Open in your browser: https://atlas-demo.ohdsi.org

(Note: This is a public demo instance - no real patient data)

Explore existing cohort definitions

Click Cohort Definitions in the left menu
Browse the existing cohorts
Click on one to see its definition

Anatomy of a cohort definition

A cohort has:

Entry criteria: How does someone enter the cohort?
Inclusion criteria: Additional requirements to stay in
Exit criteria: When does someone leave the cohort?

View the generated SQL

In any cohort definition:

Click the Export tab
Select SQL format
See the generated SQL code

This SQL can run on any OMOP CDM database!

Example: Type 2 Diabetes cohort

A simple T2DM cohort might have:

Entry criteria: - First diagnosis of Type 2 diabetes (concept 201826)

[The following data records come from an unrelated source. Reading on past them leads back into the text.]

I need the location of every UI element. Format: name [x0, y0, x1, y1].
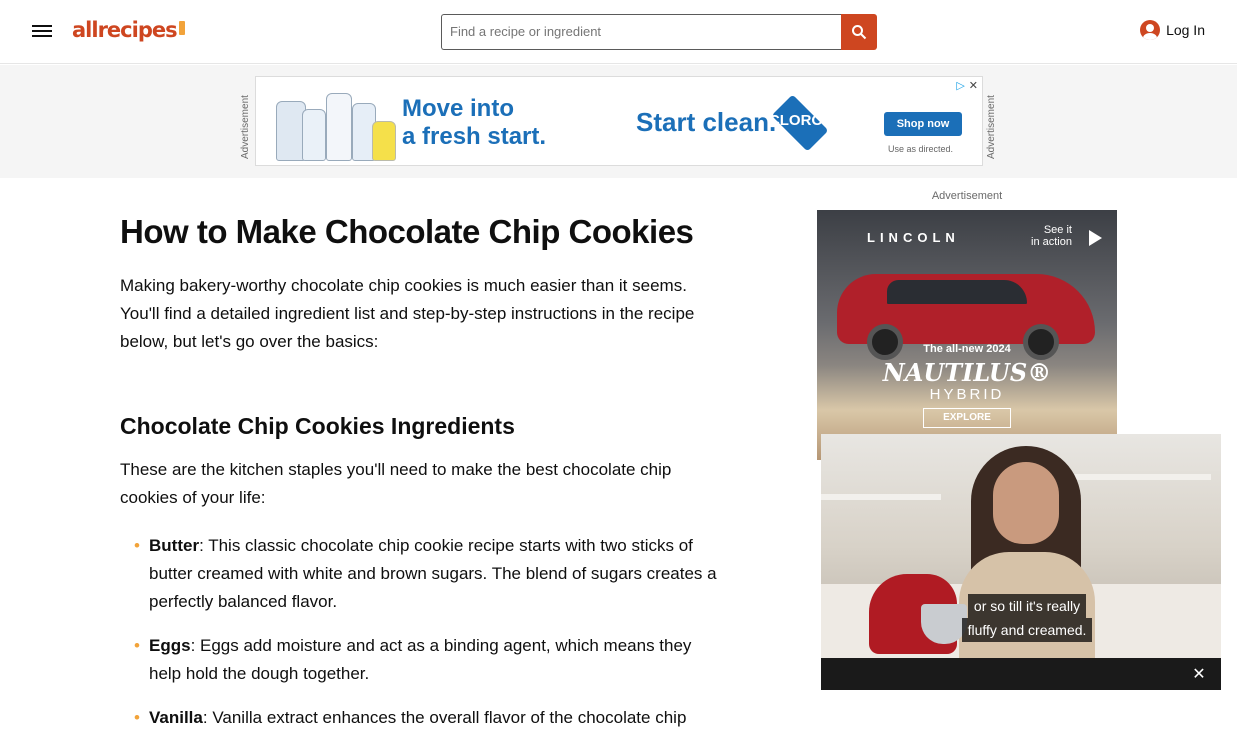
shop-now-button[interactable]: Shop now [884, 112, 962, 136]
clorox-brand: CLOROX [768, 112, 834, 129]
article-title: How to Make Chocolate Chip Cookies [120, 213, 694, 250]
see-it-line2: in action [1031, 236, 1072, 248]
list-item: Vanilla: Vanilla extract enhances the ov… [120, 704, 720, 732]
close-icon[interactable]: ✕ [1189, 664, 1209, 684]
ad-label-right: Advertisement [986, 95, 997, 159]
logo-text: allrecipes [72, 18, 178, 42]
ad-headline-line1: Move into [402, 95, 514, 122]
hamburger-menu-icon[interactable] [32, 22, 56, 42]
search-input[interactable] [441, 14, 841, 50]
see-it-in-action[interactable]: See it in action [1031, 224, 1072, 248]
car-window [887, 280, 1027, 304]
side-ad-label: Advertisement [931, 190, 1003, 202]
ad-label-left: Advertisement [240, 95, 251, 159]
explore-button[interactable]: EXPLORE [923, 408, 1011, 428]
search-button[interactable] [841, 14, 877, 50]
ad-disclaimer: Use as directed. [888, 144, 954, 154]
ad-cta-text: Start clean. [636, 107, 777, 137]
search-icon [852, 25, 867, 40]
ingredient-name: Vanilla [149, 708, 203, 727]
ad-model-name: NAUTILUS® [882, 358, 1052, 387]
allrecipes-logo[interactable]: allrecipes [72, 18, 185, 42]
ad-close-icon[interactable]: ✕ [969, 79, 978, 92]
ad-model-subtitle: HYBRID [929, 386, 1005, 403]
clorox-banner-ad[interactable]: Move into a fresh start. Start clean. CL… [255, 76, 983, 166]
ingredient-text: : Eggs add moisture and act as a binding… [149, 636, 692, 683]
video-frame: or so till it's really fluffy and creame… [821, 434, 1221, 662]
ad-choices[interactable]: ▷ ✕ [956, 79, 978, 92]
lincoln-brand: LINCOLN [867, 230, 960, 245]
see-it-line1: See it [1043, 224, 1072, 236]
logo-tag-icon [178, 21, 185, 35]
ingredient-text: : Vanilla extract enhances the overall f… [202, 708, 687, 727]
section-title: Chocolate Chip Cookies Ingredients [120, 413, 515, 439]
list-item: Eggs: Eggs add moisture and act as a bin… [120, 632, 720, 688]
ingredient-name: Eggs [149, 636, 191, 655]
ingredient-text: : This classic chocolate chip cookie rec… [149, 536, 717, 611]
product-bottles-image [276, 85, 396, 161]
section-intro: These are the kitchen staples you'll nee… [120, 460, 672, 507]
caption-line1: or so till it's really [967, 594, 1087, 618]
video-control-bar: ✕ [821, 658, 1221, 690]
article-intro: Making bakery-worthy chocolate chip cook… [120, 276, 695, 351]
adchoices-play-icon[interactable]: ▷ [956, 79, 964, 92]
video-caption: or so till it's really fluffy and creame… [947, 594, 1107, 642]
lincoln-side-ad[interactable]: LINCOLN See it in action The all-new 202… [817, 210, 1117, 460]
list-item: Butter: This classic chocolate chip cook… [120, 532, 720, 616]
video-player[interactable]: or so till it's really fluffy and creame… [821, 434, 1221, 690]
ingredient-name: Butter [149, 536, 200, 555]
login-label: Log In [1166, 22, 1205, 38]
user-account-icon [1140, 20, 1161, 40]
ad-headline: Move into a fresh start. [402, 95, 546, 151]
play-icon[interactable] [1089, 230, 1102, 246]
site-header: allrecipes Log In [0, 0, 1237, 64]
ad-tagline: The all-new 2024 [923, 343, 1011, 355]
ad-headline-line2: a fresh start. [402, 123, 547, 150]
article-content: How to Make Chocolate Chip Cookies Makin… [120, 210, 720, 748]
login-button[interactable]: Log In [1140, 20, 1205, 40]
ingredient-list: Butter: This classic chocolate chip cook… [120, 532, 720, 732]
caption-line2: fluffy and creamed. [961, 618, 1093, 642]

Inclusion criteria: - Age ≥ 18 at diagnosis - At least 365 days of prior observation

Exit criteria: - End of observation period

The generated SQL

ATLAS generates complex SQL that:

Finds all qualifying entry events
Applies inclusion criteria
Handles overlapping periods
Outputs the standard cohort format

-- Simplified example of what ATLAS generates
INSERT INTO cohort (
  cohort_definition_id,
  subject_id,
  cohort_start_date,
  cohort_end_date
)
SELECT
  1 AS cohort_definition_id,
  person_id AS subject_id,
  condition_start_date AS cohort_start_date,
  observation_period_end_date AS cohort_end_date
FROM condition_occurrence co
JOIN observation_period op ON co.person_id = op.person_id
WHERE condition_concept_id = 201826
  AND DATEDIFF(year, birth_datetime, condition_start_date) >= 18
  AND DATEDIFF(day, observation_period_start_date, condition_start_date) >= 365

Why this matters

Reproducibility: The SQL precisely defines who’s in the cohort
Portability: Run the same definition at any OHDSI site
Transparency: Review and audit the exact criteria

Exercise: Build your own

In ATLAS demo:

Click New Cohort Definition
Name it “Practice - [Your Name]”
Add an initial event (try a condition)
Add an inclusion criterion
Export and examine the SQL

Clean up

disconnect(connection)

Summary

Today we covered:

Git: Create repos, stage, commit, push/pull
CDM Schema: Table structure, relationships via person_id and concept_id
Eunomia: Local CDM practice, SQL queries
SqlRender: Dialect translation for multi-site compatibility
Patient Odyssey: Following one patient through connected tables
ATLAS: Visual cohort building to SQL generation

Key takeaways

Git tracks your code history - use it for every project
Remote databases solve scale, security, and collaboration problems
OHDSI’s SQL tools let you write once, run anywhere
The CDM connects through person_id and concept_id
ATLAS translates visual cohort definitions to executable SQL

Resources

Git tutorial: https://git-scm.com/book/en/v2
OMOP CDM docs: https://ohdsi.github.io/CommonDataModel/
SqlRender: https://ohdsi.github.io/SqlRender/
ATLAS demo: https://atlas-demo.ohdsi.org
The Book of OHDSI: https://ohdsi.github.io/TheBookOfOhdsi/

Next session

We’ll dive deeper into cohort definitions and start working with HADES packages for analysis.